Surprisingly, and this point I don't really understand well, in the Poisson case, the classification, i.e. the identification of the class of $\star$ and the class of $\pi$ depends to some extend on the choice of the formality map (and on those, GT acts). This is funny, because in the symplectic case, the classification can be done quite intrinsically, not depending on any sort of choices. Here the construction of Deligne, explained later also in Gutt-Rawnsley, is very nice.

Note added: I fear that for the refined question I have no answer. The situation is the following: one has two types of data needed to construct a quantization (in the sense of star products) of a Poisson manifold together with a meaningful classification:

First is to choose a quantization machinery. In the generic Poisson case, the only one we know is a formality map, which can be obtained by e.g. Kontsevich's or Tamarkin's methods. These constructions require certain choices, like the ones mentioned by Alexander Chervov_ a propagator in Kontsevich's construction or an associator for Tamarkin.

Second, having a formality we can choose a classical deformation $\pi = \hbar \pi_1 + \hbar^2 \pi_2 + \cdots$ of the given Poisson structure $\pi_1$ and plug it into the formality. This will give a star product and any two obtained this way will be equivalent iff the classical deformations $\pi$ and $\pi'$ are equivalent in the sense of the action of the formal diffeos.

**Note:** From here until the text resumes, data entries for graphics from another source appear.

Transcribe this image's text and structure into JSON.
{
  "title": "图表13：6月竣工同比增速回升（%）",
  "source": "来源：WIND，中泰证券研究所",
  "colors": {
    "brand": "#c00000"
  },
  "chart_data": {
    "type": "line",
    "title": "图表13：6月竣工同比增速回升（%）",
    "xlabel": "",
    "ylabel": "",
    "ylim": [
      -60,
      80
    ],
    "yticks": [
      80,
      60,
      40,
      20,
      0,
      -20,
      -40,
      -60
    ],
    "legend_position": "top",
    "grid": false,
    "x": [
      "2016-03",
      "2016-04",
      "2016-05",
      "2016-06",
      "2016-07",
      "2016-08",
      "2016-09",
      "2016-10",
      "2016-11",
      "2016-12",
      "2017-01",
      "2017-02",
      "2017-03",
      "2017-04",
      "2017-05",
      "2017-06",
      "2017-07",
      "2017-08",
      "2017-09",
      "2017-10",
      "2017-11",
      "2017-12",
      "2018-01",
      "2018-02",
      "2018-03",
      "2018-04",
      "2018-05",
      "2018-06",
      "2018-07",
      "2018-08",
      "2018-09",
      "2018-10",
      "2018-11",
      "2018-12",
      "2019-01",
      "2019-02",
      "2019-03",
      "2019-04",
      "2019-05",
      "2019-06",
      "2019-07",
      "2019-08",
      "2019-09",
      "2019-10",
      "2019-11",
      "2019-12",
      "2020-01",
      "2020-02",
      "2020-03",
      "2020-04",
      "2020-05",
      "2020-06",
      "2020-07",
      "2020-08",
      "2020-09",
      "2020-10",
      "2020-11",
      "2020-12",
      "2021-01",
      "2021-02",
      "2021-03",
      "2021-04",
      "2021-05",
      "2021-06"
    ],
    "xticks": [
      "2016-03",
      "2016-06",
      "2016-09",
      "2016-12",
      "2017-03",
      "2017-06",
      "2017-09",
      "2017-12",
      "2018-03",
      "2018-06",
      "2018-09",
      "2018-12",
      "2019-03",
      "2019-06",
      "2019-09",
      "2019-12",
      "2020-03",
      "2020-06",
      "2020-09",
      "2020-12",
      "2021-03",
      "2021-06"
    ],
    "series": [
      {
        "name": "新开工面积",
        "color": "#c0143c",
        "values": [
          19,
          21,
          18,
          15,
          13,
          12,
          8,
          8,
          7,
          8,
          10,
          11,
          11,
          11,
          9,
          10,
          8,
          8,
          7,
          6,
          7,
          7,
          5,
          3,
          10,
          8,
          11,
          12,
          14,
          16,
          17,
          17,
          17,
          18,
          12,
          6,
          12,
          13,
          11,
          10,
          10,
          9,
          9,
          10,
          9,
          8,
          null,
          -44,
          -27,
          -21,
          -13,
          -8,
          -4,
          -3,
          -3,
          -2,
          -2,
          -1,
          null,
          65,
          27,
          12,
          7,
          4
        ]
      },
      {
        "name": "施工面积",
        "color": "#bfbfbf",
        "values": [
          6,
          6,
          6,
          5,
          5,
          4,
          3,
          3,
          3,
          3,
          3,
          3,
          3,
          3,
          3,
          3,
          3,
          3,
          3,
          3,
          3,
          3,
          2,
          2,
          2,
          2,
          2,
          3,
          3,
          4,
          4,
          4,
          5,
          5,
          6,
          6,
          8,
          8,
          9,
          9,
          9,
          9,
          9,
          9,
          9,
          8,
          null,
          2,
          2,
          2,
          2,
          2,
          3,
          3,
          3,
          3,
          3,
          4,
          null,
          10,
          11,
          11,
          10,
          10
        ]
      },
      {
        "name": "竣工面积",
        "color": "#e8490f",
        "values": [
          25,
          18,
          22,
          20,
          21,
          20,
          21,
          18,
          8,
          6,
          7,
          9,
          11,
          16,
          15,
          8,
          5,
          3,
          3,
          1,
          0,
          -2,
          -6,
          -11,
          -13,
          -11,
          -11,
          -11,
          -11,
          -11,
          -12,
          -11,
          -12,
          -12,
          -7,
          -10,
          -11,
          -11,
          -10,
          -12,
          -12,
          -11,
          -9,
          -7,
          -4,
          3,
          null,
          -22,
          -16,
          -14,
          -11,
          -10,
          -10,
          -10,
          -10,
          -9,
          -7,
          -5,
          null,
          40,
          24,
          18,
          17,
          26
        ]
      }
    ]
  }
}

So the question, how the notion of equivalence depends on the choice of the formality seems to be much more subtle. I have no idea about that. ONe knows that there are really different formalities (in a sense of being non-homotopic) but whether and how they yield a really different classification scheme seems to be not known (please correct me). I had some discussions about that with Vasiliy Dolgushev some time ago, but we didn't come to a real conclusion...

The somehow surprising thing is that in the symplectic case, the classification is independent of any construction, and done by this characteristic class. Since the classifying space is the deRham cohomology $H_{dR}^2(M, \mathbb{C})[[\hbar]]$, we have a canonical choice for the trivial class. So in this sense, we really have a canonical quantization up to equivalence. Note however, that there are good reasons for considering also nontrivial classes in the symplectic case.

From that point if view, the original question in the Poisson case can also be formulates as folows. given $\pi = \hbar \pi_1$ and a formality yielding $\star$, is there another formality such that $\star$ has a corresponding class $\pi' = \hbar \pi_1 + \hbar^2 \pi_2 + \cdots$ which is not equivalent to $\pi$ by means of the formal diffeos?

OK, not much of a help, but just a refomulation of the problem.

Answer 2

Let me give a conjectural answer.

Point 1. $GRT$ acts non-trivially on poly-vector fields by $L_\infty$-isomorphisms (see T.Willwacher, M. Kontsevich’s graph complex and the Grothendieck-Teichm¨uller Lie algebra, arXiv:1009.1654 for an explicit description of this actions).

Point 2. I guess that $GRT$ actually acts non-trivially on the set of equivalence classes of Maurer-Cartan elements (I haven't checked this).

Point 3. composing Kontsevich's formality map with the action of GRT gives a negative answer to your question if Point 2 is correct. .

Point 4. concerning the symplectic case, the main reason why the classification map doesn't depend on any choice is because the quantization is unique. Let me explain further: the choices involved in the formality isomorphism appear in the local case. By itself, the globalization procedure does not require any additional choice.